In the beginning, was the monolith (part 1)

Vadym Barylo
CodeX
Published in
6 min readOct 4, 2021

--

Often the monolithic application is build using N-tier architecture where N is the number of layers architecture requires (usually 3, but can be more). Our application consisted of 5 layers.

Security: this layer control privileged access to the application, provides the corresponding abstraction to authenticate and authorize user access. Usually can re-use part of presentation layer for own management purposes, e.g. register new users, restore access, etc. We used framework pre-build security providers, so login/logout process was implemented by the high-level API these providers offer. Also, we supported several additional pages to manage user access.

Presentation: provides a user interface(s) to communicate with the application. We used server-side rendered pages and MVC design pattern implementation as it simplifies communication between presentation and other layers.

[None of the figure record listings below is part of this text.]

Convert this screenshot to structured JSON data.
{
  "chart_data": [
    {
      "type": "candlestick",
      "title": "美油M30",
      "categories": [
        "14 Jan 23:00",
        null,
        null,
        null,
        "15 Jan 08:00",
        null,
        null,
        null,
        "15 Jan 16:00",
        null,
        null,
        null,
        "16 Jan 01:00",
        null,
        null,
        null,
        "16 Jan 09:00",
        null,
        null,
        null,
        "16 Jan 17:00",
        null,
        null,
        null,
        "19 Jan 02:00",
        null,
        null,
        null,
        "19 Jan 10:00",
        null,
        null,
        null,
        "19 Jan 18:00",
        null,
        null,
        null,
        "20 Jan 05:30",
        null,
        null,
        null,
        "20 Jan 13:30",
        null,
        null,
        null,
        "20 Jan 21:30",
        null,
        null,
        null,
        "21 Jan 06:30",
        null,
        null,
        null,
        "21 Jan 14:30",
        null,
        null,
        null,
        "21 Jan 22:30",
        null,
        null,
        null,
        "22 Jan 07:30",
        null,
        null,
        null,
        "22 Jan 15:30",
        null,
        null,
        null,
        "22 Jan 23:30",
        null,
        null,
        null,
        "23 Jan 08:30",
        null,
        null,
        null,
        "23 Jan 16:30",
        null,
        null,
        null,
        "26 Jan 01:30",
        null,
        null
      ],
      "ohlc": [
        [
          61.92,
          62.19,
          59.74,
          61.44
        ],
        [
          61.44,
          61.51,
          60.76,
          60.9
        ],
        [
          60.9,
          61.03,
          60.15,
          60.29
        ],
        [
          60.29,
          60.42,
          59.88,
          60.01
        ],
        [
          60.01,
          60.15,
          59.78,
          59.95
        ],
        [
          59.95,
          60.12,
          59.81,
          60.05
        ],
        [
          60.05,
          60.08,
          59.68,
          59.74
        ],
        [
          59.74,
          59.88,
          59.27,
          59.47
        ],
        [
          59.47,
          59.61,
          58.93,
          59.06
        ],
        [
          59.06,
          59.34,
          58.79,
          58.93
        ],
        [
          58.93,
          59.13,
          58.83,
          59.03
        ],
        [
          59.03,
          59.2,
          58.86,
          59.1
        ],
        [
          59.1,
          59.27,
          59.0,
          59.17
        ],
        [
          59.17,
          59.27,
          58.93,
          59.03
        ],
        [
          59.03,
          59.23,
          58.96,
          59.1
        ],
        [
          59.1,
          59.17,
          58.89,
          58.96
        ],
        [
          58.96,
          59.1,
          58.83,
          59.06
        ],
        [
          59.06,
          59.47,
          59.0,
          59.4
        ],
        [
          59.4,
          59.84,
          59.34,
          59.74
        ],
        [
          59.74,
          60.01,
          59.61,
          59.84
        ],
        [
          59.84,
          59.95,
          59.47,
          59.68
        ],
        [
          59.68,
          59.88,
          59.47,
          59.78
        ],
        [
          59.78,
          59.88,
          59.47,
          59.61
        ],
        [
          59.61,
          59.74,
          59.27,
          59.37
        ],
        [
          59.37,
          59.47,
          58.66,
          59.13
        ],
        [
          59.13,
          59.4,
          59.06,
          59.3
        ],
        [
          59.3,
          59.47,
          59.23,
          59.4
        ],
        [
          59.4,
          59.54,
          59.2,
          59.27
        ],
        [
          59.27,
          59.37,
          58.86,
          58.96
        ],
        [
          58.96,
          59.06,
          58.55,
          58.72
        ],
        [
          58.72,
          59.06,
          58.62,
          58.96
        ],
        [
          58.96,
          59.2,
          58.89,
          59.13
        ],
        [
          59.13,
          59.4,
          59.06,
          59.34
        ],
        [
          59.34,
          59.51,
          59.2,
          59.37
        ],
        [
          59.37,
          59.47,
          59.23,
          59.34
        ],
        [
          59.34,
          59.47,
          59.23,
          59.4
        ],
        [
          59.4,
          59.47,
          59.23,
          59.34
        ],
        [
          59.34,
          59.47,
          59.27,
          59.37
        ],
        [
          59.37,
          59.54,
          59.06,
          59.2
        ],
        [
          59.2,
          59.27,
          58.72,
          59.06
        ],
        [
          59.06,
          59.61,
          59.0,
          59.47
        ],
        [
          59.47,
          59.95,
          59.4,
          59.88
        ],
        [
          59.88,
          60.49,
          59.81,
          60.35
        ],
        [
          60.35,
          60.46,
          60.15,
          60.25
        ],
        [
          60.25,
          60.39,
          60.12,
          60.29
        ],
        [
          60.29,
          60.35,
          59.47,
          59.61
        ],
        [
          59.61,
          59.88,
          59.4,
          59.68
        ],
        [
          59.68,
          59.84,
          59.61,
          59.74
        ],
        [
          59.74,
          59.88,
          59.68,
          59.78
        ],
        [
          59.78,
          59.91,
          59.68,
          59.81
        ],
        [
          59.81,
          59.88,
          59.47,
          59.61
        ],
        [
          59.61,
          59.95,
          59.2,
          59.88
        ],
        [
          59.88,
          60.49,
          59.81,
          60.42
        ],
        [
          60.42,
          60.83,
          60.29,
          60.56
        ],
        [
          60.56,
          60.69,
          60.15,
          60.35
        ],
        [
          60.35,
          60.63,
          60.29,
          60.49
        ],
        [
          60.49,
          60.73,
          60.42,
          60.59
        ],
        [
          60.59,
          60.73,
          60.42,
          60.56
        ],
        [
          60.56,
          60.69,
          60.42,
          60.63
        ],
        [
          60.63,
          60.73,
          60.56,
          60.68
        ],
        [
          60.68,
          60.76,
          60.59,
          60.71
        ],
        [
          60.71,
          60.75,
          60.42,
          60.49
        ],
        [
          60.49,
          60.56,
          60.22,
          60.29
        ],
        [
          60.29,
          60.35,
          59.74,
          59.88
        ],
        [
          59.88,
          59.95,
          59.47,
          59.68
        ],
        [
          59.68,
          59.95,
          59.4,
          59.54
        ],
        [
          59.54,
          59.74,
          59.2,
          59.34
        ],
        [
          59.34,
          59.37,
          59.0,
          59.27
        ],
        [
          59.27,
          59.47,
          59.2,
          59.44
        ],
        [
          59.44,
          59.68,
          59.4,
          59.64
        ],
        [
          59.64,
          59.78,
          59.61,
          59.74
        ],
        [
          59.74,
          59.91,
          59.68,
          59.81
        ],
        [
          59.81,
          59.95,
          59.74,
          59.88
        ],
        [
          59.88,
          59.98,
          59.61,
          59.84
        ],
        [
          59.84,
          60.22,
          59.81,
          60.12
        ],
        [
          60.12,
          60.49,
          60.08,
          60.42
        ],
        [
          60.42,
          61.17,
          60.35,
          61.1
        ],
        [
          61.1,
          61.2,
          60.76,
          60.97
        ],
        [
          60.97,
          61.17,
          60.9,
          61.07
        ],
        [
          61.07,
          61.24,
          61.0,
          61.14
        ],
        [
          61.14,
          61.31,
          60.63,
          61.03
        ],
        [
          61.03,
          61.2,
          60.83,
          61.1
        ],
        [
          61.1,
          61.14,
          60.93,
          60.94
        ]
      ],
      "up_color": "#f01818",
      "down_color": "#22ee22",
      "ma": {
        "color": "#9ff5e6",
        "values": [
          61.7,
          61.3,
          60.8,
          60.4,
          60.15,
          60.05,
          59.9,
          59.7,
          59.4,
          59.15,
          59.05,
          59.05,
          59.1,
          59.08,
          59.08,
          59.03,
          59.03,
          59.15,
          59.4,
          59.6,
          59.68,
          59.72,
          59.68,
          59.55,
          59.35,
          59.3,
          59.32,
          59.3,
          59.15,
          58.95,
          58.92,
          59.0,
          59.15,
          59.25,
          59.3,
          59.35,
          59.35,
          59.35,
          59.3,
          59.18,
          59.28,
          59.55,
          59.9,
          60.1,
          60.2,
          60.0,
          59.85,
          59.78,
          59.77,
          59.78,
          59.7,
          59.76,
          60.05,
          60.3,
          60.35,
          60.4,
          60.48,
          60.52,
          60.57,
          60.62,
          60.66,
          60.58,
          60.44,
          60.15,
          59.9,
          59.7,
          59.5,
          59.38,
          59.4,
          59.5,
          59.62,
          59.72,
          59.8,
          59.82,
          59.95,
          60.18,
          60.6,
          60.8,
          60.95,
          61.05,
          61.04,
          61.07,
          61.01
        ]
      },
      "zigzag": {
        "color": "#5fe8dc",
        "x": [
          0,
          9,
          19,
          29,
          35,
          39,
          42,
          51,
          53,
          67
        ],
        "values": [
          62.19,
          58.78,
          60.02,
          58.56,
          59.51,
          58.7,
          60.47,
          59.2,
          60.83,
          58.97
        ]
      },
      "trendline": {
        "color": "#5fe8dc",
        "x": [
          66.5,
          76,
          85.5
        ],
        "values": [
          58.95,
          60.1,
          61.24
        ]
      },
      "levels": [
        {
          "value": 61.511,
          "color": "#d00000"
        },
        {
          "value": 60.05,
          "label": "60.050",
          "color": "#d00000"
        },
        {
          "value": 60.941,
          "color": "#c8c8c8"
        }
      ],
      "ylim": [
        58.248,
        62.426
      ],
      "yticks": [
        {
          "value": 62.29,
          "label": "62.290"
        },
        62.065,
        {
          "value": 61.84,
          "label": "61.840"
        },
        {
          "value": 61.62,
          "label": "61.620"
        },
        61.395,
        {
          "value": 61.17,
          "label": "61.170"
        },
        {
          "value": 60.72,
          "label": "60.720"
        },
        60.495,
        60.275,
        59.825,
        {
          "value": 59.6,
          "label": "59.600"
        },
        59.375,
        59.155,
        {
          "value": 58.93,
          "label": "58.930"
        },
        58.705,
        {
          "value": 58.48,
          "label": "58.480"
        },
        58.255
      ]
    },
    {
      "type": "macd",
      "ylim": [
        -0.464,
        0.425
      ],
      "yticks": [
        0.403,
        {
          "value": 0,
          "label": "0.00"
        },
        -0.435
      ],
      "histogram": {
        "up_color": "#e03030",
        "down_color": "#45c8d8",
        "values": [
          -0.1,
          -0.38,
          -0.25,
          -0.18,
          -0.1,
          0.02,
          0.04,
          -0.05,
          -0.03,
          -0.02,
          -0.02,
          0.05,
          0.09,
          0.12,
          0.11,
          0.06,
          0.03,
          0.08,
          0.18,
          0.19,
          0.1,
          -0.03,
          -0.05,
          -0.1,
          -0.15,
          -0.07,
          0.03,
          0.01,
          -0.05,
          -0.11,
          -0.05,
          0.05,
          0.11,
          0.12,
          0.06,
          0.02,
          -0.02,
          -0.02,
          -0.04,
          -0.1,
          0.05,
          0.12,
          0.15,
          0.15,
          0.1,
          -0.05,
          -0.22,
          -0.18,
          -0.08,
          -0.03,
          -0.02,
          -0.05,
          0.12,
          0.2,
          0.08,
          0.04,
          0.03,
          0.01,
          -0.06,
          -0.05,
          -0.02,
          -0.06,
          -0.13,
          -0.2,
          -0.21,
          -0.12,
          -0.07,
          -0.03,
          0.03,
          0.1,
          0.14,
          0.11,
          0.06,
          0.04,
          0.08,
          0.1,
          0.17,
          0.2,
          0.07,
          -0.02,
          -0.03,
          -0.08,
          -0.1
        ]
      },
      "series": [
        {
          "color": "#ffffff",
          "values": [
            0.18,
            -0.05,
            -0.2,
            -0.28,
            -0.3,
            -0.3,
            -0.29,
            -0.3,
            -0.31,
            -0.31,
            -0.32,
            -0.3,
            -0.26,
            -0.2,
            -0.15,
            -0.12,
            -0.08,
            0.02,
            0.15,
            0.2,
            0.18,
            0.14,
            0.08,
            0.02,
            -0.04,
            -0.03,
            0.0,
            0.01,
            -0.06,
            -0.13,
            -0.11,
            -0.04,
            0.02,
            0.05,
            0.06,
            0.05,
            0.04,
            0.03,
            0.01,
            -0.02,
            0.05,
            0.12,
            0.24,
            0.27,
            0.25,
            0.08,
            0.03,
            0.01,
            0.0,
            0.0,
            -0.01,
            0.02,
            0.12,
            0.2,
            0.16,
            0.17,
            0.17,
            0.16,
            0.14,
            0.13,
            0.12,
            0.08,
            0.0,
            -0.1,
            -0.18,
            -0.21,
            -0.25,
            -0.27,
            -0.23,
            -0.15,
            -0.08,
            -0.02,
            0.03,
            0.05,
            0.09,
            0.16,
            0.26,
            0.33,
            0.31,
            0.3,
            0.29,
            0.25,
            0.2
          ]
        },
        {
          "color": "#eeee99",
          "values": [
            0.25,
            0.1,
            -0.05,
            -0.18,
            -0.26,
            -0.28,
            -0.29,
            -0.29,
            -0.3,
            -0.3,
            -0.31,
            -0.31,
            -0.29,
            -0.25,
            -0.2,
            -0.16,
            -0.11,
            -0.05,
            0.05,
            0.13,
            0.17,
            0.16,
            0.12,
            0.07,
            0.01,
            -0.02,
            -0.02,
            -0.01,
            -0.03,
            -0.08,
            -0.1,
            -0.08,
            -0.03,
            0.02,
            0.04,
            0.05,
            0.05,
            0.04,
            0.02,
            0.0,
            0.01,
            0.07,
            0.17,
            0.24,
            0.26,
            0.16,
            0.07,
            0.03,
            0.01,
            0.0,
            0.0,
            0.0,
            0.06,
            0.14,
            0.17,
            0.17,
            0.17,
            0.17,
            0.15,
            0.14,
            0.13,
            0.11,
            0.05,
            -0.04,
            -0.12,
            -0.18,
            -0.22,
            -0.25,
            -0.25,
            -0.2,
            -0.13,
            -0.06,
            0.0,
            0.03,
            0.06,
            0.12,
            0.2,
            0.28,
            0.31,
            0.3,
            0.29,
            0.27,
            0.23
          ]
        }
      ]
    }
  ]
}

Business: all business logic is placed here, all data processing is encapsulated in this layer. Usually, complex business entities underhood consist of many data primitives, but access from presentation allowed only to high-level domain abstractions.

Cache: this is an optional layer that can be declaratively integrated between business and data to speed up data load and to reduce pressure to persistent storage.

Data: the layer that is closest to physical data storage and usually reflects storage data contracts. The business layer can directly (or indirectly through the cache layer) access stored data through this layer by abstracting to more domain-friendly data structures.

The benefit of such an architectured solution — it is fast and easy to build. Many well-known frameworks provide good scaffolding mechanisms to build from scratch and evolve very fast. Also, communication between components and layers is as easy as “class instance — to class instance” communications. I believe there is no better architecture solution than monolith when “time” is your main concern. The only “buy, not build” is better.

But speed comes with a price. Starting as a big monolith application we realized that controlling the performance and responsiveness of particular parts is much harder when you deal with a whole. Degraded performance of one part reflects in degraded performance of the whole system. We experienced the noisy neighbor effect in its best representation. And most important, even knowing your bottleneck — there is no easy mechanism to control required resources per current load for a particular sub-system. Your lowest common denominator in this case — forbid action to avoid the harm of the whole system.

As our solution didn’t meet some of the most important quality attributes like high availability and fault-tolerant and this affected user experience, so we decided that it is already high time to accomplish our step in macro-services direction that going to be an intermediate state between full could-native (microservices) adoption.

Monolith to tightly coupled macro-services

The first stage — extract performance critical business behaviors into independently deployable and independently manageable modules. The first goal we pursued — you don’t need to worry about system performance as a whole if you can extract and tune the performance of specific parts. So the first reason for microservices adoption was about micro-tuning.

As we didn’t have enough time and resources to re-design the solution to become fully modular — we identified only the most critical parts that are candidates to be extracted from the main process. But initially, we encapsulated into a separate module full domain bounded context that contains those behaviors that going to be extracted.

This solution doesn’t contain significant differences compared to the previous. The only, “module thinking” allows us to review our overall application from a domain perspective and define bounded contexts that can co-exist independently and contains all required business actions to properly execute business requests.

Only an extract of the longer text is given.